Mr Khen is passionate about training seniors on the techniques to strengthening and maintaining muscle mass in order to improve their quality of life. He also leads the Functional Strength Training classes at MGH on Mondays.
On the exercises seniors can do at home to maintain muscle tone, he suggested the following:
Done correctly, this exercise works the muscles in the entire lower body, including the glutes, hamstrings and quad muscles. Wall sits also increase muscular endurance and are a great alternative to squats.
1. Start with your back against the wall and your feet shoulder-width apart. Your feet should be 50 to 60cm away from the wall.
2. Slowly slide your back downwards until your thighs are parallel to the ground, as if you are sitting on an invisible chair.

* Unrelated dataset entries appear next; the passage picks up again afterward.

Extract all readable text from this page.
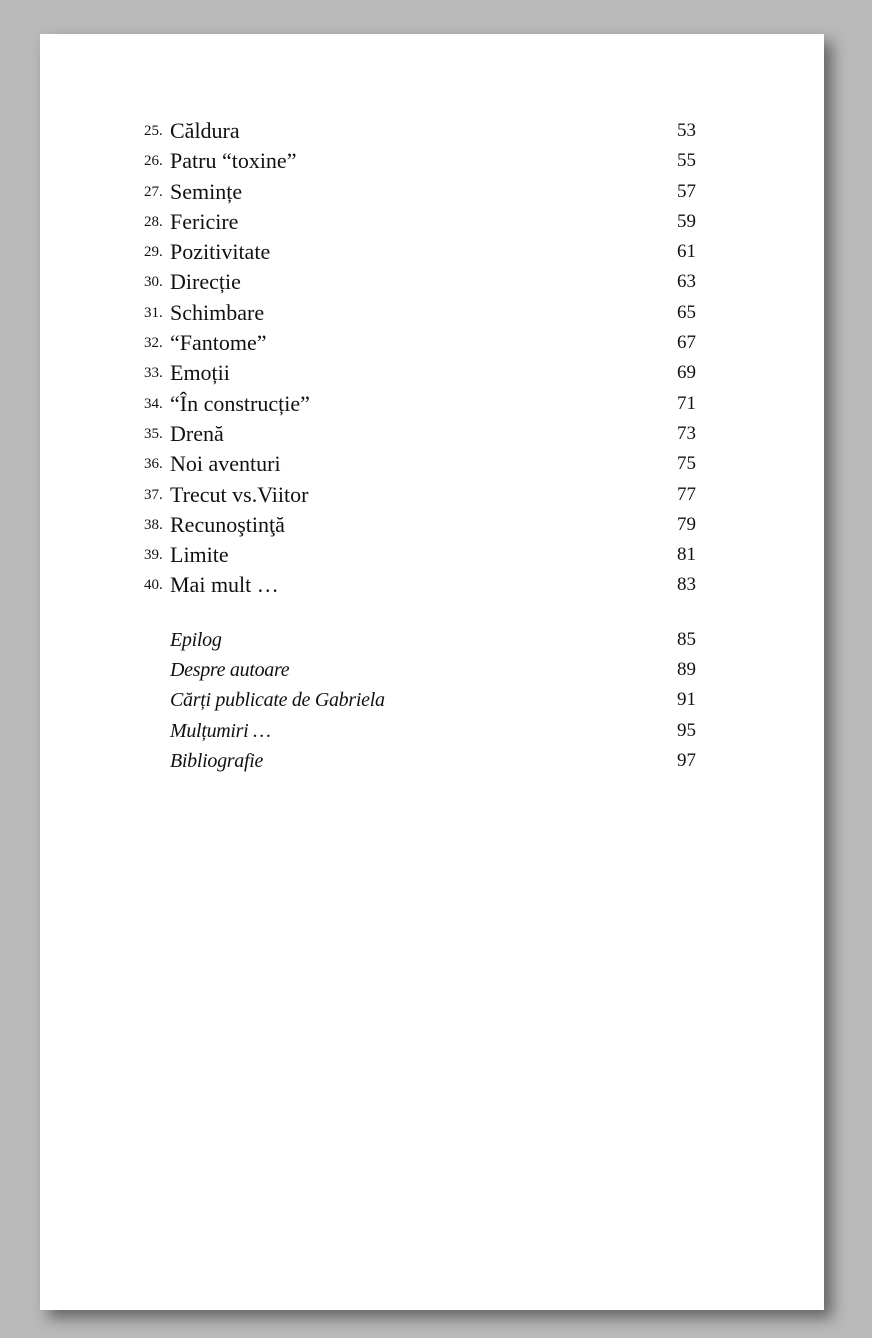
25. Căldura	53
26. Patru “toxine”	55
27. Semințe	57
28. Fericire	59
29. Pozitivitate	61
30. Direcție	63
31. Schimbare	65
32. “Fantome”	67
33. Emoții	69
34. “În construcție”	71
35. Drenă	73
36. Noi aventuri	75
37. Trecut vs.Viitor	77
38. Recunoştinţă	79
39. Limite	81
40. Mai mult …	83
Epilog	85
Despre autoare	89
Cărți publicate de Gabriela	91
Mulțumiri …	95
Bibliografie	97
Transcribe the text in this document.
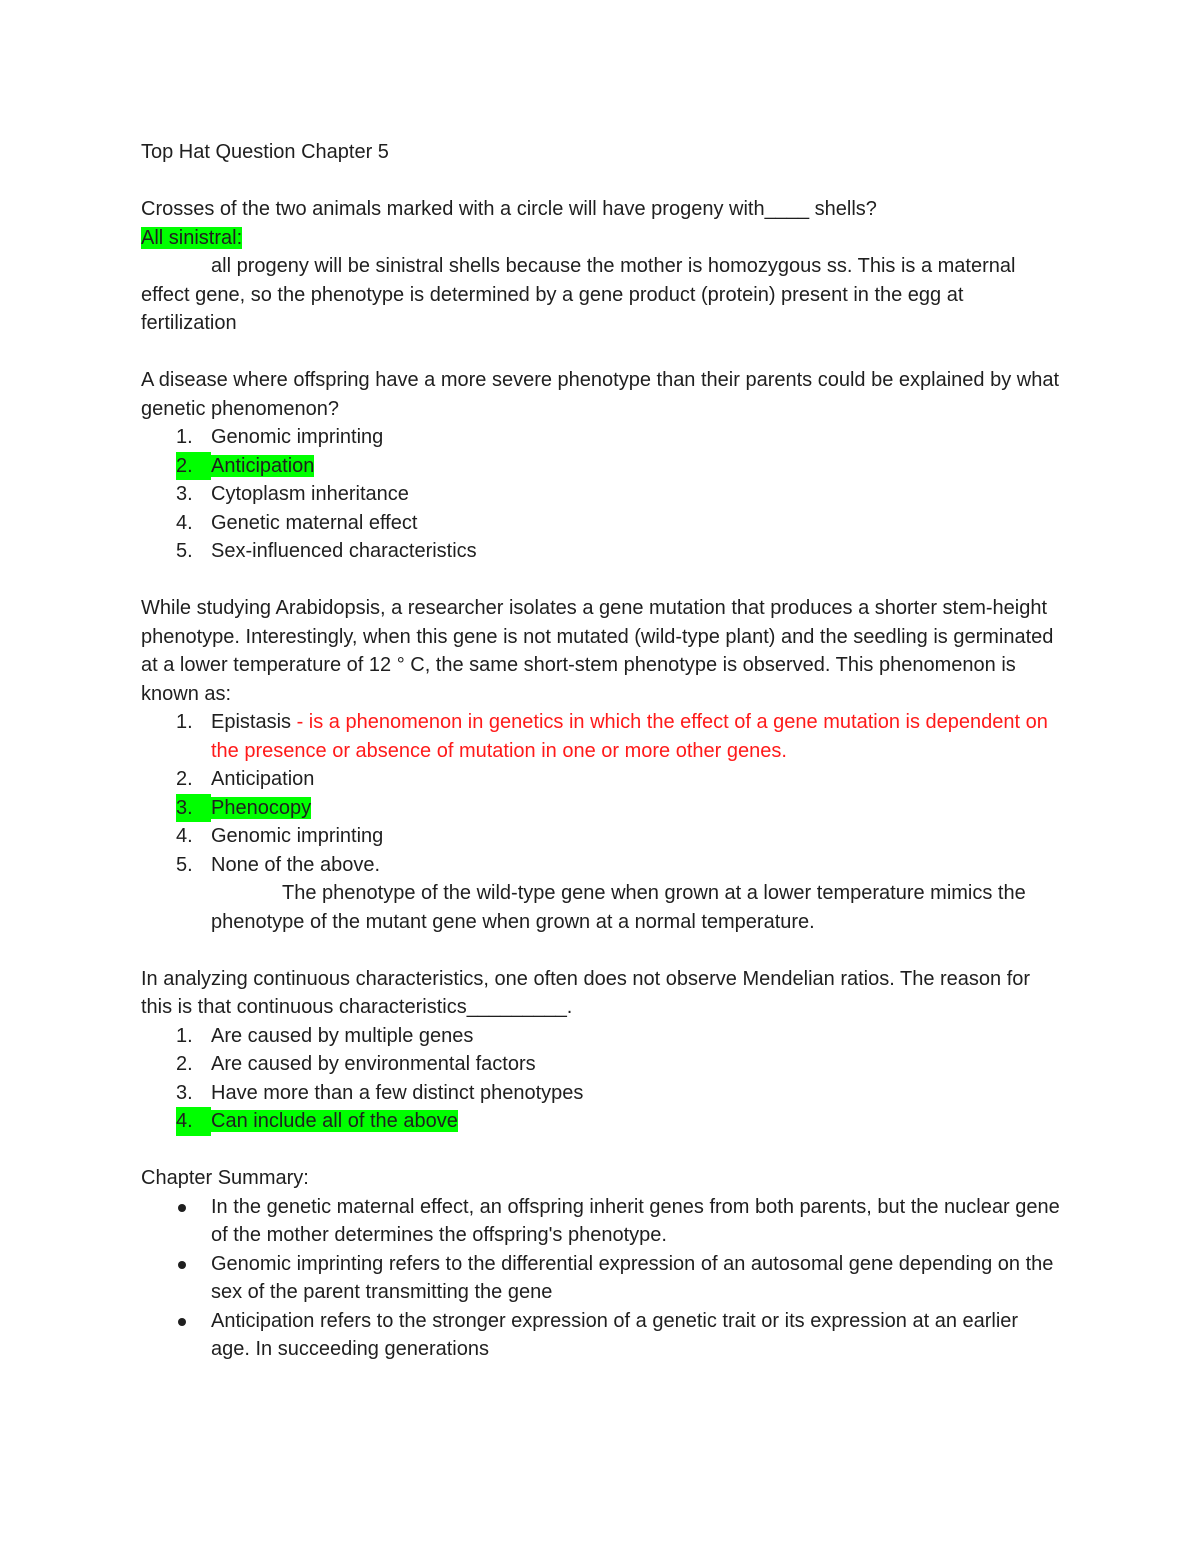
Top Hat Question Chapter 5

Crosses of the two animals marked with a circle will have progeny with____ shells?

All sinistral:

all progeny will be sinistral shells because the mother is homozygous ss. This is a maternal effect gene, so the phenotype is determined by a gene product (protein) present in the egg at fertilization

A disease where offspring have a more severe phenotype than their parents could be explained by what genetic phenomenon?

1. Genomic imprinting
2. Anticipation
3. Cytoplasm inheritance
4. Genetic maternal effect
5. Sex-influenced characteristics

While studying Arabidopsis, a researcher isolates a gene mutation that produces a shorter stem-height phenotype. Interestingly, when this gene is not mutated (wild-type plant) and the seedling is germinated at a lower temperature of 12 ° C, the same short-stem phenotype is observed. This phenomenon is known as:

1. Epistasis - is a phenomenon in genetics in which the effect of a gene mutation is dependent on the presence or absence of mutation in one or more other genes.
2. Anticipation
3. Phenocopy
4. Genomic imprinting
5. None of the above.

The phenotype of the wild-type gene when grown at a lower temperature mimics the phenotype of the mutant gene when grown at a normal temperature.

In analyzing continuous characteristics, one often does not observe Mendelian ratios. The reason for this is that continuous characteristics_________.

1. Are caused by multiple genes
2. Are caused by environmental factors
3. Have more than a few distinct phenotypes
4. Can include all of the above

Chapter Summary:

In the genetic maternal effect, an offspring inherit genes from both parents, but the nuclear gene of the mother determines the offspring's phenotype.
Genomic imprinting refers to the differential expression of an autosomal gene depending on the sex of the parent transmitting the gene
Anticipation refers to the stronger expression of a genetic trait or its expression at an earlier age. In succeeding generations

3. Adjust your feet so that your knees are directly above your ankles (not over your toes) and ensure that your back is flat against the wall. Hold this position for 20 to 60 seconds.
4. Repeat the exercise three times.
Straight Leg Bridge with Stability Ball
Work on your glutes, hamstrings and core muscles simultaneously with this exercise. It builds strong core muscles as a foundation for more complex workouts.
1. Lie on your back with the back of your calves and heels resting on the stability ball.
2. Lift your butt off the floor by raising your hips directly towards the ceiling until your body forms a straight line from shoulder to heel, keeping your core tight at all times.
3. Bend your knees and roll the ball towards you until the soles of your feet are flat on the ball. Lift your hands up perpendicular to your body for an added challenge!
4. Push the ball back out until your body is straight again.
5. Repeat this action 10 times for three sets, with a 30-second break in between sets.
Side-lying Dumb bell External Rotation
Strengthen the injury-prone shoulder rotator cuff muscles to keep shoulder injuries at bay.
1. Lie on your left side with a rolled-up towel under your right armpit or right elbow.
2. Bend your right arm at an angle of 90 degrees while holding a light dumbbell. You can replace the dumbbell with a filled water bottle, or do the exercise without weight.
3. Move the dumbbell in an outward arc away from your body. Keep your wrist and elbow at the same angle and do not move or rock the rest of your body.
4. When your forearm is perpendicular to the floor, slowly return to the starting position. Focus on achieving maximum shoulder rotation.
5. Repeat this action 10 times for three sets, with a 30-second break in between. Next, do the same while lying on your right side.
Incorporating these simple exercises in one’s daily routine helps maintain muscle mass so that seniors can go about their daily tasks more efficiently. However, Mr Khen cautions readers to be aware of one’s body limitations, and to stop the workout if one feels any sharp pain.
To make each exercise easier or more challenging, he mentioned that it is best to engage a trainer to customise progressions or regressions for the individual accordingly.
Aside from conducting fitness classes and training at NUSS, this fitness enthusiast works with ACE (American Council on Exercise) on their Personal Trainer programme to educate individuals to become effective personal trainers. He enjoys running and functional body weight exercises on his day off.